Socratic Dialog and Freedom?
In 2004, my daughter and I took a course in Socratic dialog at UCSD Extension taught by Maria daVenza Tillmanns. I had, at that point, had very little experience engaging in Socratic dialog, but Smoo, who was 10 at the time, had been introduced to it at school. I thought it would be a great tool to add to both of our “how to learn and discern” utility belts.
Professor Tillmanns’s course was amazing. Smoo was the only minor in the class, and was just as involved in the discussion as the rest of the students. She put an incredible amount of thought, for example, into what it meant to be a hero, and despite having pretty solid opinions about the morality of vivisection and animal experimentation, was able to see the nuances presented by others. I wish everyone could take such a course as a child.
I especially wish that the Americans who throw around our overly-fetishized word “freedom” could be made to sit such a course, each class made of a good mix of belief systems. I would love for them to have to define, and then push past “freedom”, to delineate its boundaries. Should a person be free to do anything? If so, is non-vengeance-based justice possible? Are rules allowed? Who gets to make them?Where is the boundary of that rule? Is it physical? emotional? traditional? Whose body/emotions/traditions will that boundary be based upon?
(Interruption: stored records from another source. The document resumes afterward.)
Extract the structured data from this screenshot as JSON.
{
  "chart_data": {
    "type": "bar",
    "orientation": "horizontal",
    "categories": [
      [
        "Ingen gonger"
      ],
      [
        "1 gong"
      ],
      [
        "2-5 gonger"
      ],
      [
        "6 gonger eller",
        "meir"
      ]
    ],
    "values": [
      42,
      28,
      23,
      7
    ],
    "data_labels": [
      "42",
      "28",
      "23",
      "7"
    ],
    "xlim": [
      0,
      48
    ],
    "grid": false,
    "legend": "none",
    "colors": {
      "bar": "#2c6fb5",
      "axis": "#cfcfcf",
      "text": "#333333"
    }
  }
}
So very much is assumed when the “freedom” grenades get launched. The thought-less use of “freedom” comes across as meaning “unencumbered by, and actually strengthened by the flouting of, rules of any kind.” Is it so difficult to see that this is unsustainable? It is confounding that people do not seem to understand the idea that one man’s freedom can impinge on another’s, and that this may be an important place to draw such a boundary… I am not saying that I, or anyone else, have the definitive answers. I simply think that we don’t question enough what it really means.